1,4,5 Departament de Medicina i Cirurgia Animals, Facultat de Veterinària, Universitat Autònoma de Barcelona, Spain

2,3Departament de Sanitat i d’Anatomia Animals, Facultat de Veterinària, Universitat Autònoma de Barcelona, Spain

Volume 2014 (2014), Article ID 117728, International Journal of Veterinary Medicine: Research & Reports, 8 pages, DOI: 10.5171/2014.117728

Received date : 16 March 2014; Accepted date : 25 June 2014; Published date : 11 August 2014

Academic editor: Vasia S. Mavrogianni

Cite this Article as: Laura Fresno, Alberto Marco, M. Angeles Calvo, Laura Santos and Maria Montserrat Rivera del Alamo (2014), “Fibrino-Purulent Necrotizing Metritis as a Post-SurgicalComplication after a Prolonged Delivery in a Bitch: A Case Report”, International Journal of Veterinary Medicine: Research & Reports, Vol. 2014 (2014), Article ID 117728, DOI: 10.5171/2014.117728

Copyright © 2014. Laura Fresno, Alberto Marco, M. Angeles Calvo, Laura Santos and Maria Montserrat Rivera del Alamo. Distributed under Creative Commons CC-BY 3.0


This case report describes a fibrino-purulent necrotizing metritis in a two year old female French Bulldog that appeared after performing a caesarean section because of dystocia. Four days after performing C-section, the bitch was referred with severe metrorrhagia and dehiscence of the cutaneous incision. Metrorrhagia was treated with oxytocin without success and an ovariohysterectomy was performed. The uterine incision showed partial dehiscence of the suture and severe inflammation. In the uterine microbiologic culture isolated Escherichia coli and Proteus spp, while histology showed fibrino-purulent necrotizing metritis.  

Keywords: dystocia, caesarean section, necrotizing metritis


Metritis is characterised by the inflammation of endometrium and myometrium that causes systemic illness in the bitch during the immediate post-partum period due to ascending bacterial invasion through the open cervix (Wheeler et al., 1984). These bacteria can thrive in retained or devitalized tissues.

Puerperal metritis is associated with dystocia, retained placentas and pups, macerated or decomposed pups, and prolonged delivery. The most frequent isolated bacteria are Escherichia coli, Proteus spp., Staphylococcus spp., and Streptococcus spp. (Magne, 1986; Wykes et al., 1993).

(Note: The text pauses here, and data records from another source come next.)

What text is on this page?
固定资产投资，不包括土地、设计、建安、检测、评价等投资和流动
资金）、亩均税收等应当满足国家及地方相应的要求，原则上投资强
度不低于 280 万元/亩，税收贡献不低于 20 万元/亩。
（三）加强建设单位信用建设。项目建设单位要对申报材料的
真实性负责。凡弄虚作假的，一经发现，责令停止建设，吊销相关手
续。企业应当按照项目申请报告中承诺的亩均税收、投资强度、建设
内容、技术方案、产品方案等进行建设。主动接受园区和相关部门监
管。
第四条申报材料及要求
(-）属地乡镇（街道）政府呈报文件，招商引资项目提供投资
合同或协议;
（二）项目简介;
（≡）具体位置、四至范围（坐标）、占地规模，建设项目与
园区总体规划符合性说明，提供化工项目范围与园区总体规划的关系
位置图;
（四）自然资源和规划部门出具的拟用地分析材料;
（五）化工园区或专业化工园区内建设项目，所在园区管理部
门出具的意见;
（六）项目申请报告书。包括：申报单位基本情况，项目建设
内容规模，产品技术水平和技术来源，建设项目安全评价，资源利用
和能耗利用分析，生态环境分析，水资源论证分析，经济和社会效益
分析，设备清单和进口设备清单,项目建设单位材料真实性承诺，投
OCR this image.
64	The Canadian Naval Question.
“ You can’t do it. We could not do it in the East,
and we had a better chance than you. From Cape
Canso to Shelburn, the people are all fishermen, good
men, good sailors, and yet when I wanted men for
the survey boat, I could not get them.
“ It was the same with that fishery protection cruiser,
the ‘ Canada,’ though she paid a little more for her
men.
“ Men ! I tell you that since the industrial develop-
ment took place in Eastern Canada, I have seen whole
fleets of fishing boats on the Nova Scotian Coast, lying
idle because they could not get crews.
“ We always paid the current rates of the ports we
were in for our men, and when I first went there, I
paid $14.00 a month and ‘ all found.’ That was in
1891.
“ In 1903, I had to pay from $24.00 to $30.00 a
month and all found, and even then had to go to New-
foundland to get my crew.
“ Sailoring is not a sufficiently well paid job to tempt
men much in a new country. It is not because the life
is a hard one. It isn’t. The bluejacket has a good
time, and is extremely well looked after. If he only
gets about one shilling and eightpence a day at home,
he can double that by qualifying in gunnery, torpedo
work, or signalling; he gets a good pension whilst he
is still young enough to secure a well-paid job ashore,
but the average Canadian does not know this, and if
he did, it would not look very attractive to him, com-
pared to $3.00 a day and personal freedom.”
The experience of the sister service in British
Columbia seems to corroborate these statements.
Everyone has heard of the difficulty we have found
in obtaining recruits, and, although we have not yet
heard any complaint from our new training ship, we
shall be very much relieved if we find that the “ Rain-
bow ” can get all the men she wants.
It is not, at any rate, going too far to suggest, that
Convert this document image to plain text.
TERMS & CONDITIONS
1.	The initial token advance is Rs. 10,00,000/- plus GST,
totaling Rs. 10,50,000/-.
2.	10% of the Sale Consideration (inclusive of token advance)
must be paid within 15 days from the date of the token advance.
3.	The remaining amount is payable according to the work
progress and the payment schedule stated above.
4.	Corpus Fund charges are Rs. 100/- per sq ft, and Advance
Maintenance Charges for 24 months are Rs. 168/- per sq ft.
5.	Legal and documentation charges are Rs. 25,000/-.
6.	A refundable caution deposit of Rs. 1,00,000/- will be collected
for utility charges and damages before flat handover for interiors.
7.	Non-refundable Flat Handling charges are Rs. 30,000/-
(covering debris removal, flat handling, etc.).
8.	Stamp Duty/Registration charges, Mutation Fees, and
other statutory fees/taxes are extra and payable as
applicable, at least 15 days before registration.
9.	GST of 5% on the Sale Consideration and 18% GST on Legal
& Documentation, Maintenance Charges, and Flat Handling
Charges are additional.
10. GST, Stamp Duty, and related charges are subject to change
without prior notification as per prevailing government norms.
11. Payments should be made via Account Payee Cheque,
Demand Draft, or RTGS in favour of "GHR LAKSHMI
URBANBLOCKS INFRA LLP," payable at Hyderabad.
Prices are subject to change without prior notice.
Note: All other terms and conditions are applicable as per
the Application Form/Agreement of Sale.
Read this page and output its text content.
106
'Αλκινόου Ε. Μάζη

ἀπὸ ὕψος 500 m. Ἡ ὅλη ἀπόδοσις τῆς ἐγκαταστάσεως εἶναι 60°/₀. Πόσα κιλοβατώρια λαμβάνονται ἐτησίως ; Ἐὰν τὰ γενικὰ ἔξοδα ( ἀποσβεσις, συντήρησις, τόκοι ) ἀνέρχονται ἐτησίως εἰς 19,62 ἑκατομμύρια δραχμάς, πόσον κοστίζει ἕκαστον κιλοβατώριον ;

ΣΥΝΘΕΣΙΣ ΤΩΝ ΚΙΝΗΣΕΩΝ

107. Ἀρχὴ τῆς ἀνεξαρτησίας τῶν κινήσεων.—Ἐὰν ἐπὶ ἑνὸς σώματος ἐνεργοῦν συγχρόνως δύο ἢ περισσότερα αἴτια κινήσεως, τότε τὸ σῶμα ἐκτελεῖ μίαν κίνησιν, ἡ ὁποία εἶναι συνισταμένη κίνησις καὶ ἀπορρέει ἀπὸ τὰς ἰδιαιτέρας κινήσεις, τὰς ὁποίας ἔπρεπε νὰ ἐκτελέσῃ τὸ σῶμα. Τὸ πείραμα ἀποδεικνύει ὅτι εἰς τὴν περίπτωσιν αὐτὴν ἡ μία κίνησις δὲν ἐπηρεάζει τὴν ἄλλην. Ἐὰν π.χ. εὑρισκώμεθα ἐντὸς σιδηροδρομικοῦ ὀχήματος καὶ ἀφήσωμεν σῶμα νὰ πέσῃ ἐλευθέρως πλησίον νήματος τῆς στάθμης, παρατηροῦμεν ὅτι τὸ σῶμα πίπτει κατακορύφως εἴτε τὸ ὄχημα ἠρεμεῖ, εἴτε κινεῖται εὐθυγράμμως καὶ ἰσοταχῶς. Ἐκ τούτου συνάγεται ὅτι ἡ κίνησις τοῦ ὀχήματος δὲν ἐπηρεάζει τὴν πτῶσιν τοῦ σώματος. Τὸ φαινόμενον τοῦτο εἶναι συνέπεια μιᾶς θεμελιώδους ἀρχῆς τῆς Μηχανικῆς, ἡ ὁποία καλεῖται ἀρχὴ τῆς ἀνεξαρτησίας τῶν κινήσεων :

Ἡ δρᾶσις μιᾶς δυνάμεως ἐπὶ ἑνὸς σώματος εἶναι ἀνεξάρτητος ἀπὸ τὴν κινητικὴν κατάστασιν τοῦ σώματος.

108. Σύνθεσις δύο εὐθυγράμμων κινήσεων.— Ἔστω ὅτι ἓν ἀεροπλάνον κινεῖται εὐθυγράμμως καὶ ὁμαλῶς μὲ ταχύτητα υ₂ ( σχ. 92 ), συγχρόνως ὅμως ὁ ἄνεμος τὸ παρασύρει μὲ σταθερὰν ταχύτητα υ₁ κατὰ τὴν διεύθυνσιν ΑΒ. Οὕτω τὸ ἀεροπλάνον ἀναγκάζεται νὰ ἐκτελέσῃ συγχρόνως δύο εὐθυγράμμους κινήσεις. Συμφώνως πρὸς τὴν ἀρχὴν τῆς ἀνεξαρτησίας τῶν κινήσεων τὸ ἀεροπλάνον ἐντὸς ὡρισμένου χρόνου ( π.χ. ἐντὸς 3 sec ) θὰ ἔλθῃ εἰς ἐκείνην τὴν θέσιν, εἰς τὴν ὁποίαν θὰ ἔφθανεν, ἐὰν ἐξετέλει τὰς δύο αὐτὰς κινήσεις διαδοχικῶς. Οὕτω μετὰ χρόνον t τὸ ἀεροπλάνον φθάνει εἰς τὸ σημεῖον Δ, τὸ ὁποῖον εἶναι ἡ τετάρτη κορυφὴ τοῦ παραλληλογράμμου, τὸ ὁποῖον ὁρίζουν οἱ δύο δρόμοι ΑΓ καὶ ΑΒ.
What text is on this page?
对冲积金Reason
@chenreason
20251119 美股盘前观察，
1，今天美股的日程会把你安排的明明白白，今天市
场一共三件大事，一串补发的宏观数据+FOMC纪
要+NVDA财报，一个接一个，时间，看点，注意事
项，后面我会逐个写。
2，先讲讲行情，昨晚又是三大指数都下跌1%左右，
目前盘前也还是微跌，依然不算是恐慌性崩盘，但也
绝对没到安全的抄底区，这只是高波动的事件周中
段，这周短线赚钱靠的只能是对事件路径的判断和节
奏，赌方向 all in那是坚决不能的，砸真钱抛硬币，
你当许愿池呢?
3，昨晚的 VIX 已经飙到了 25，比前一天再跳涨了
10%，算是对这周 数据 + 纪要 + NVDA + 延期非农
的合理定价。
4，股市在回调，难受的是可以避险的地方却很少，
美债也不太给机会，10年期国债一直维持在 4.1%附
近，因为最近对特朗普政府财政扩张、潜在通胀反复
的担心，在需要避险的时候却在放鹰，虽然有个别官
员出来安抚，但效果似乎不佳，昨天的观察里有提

Clinical signs in bitches with metritis include depression, high rectal temperatures, little or non interest in the puppies, lethargia, and a purulent, foul-smelling reddish to brown vulvar discharge. These signs can induce overall status impairment when not treated and septicaemia or toxaemia followed by the death of the animal can occur.

In human, the incidence of post-partum metritis after vaginal delivery ranges from 0,9% to 3.9% (Mead et al., 1997; Ernest and Mead, 1998), whereas the rate of post-caesarean metritis ranges from 5% or less for elective procedures to as high as 95% for nonelective caesarean sections performed in certain high-risk populations (Casey et al., 1997; Mead et al., 1997; Pastoreck, 1995; Spandorfer et al., 1996; Hofmeyr and Smaill, 2002; Haas et al., 2013). According to our knowledge and the reviewed literature, metritis incidence in bitches has not been reported, although it is considered an uncommon situation.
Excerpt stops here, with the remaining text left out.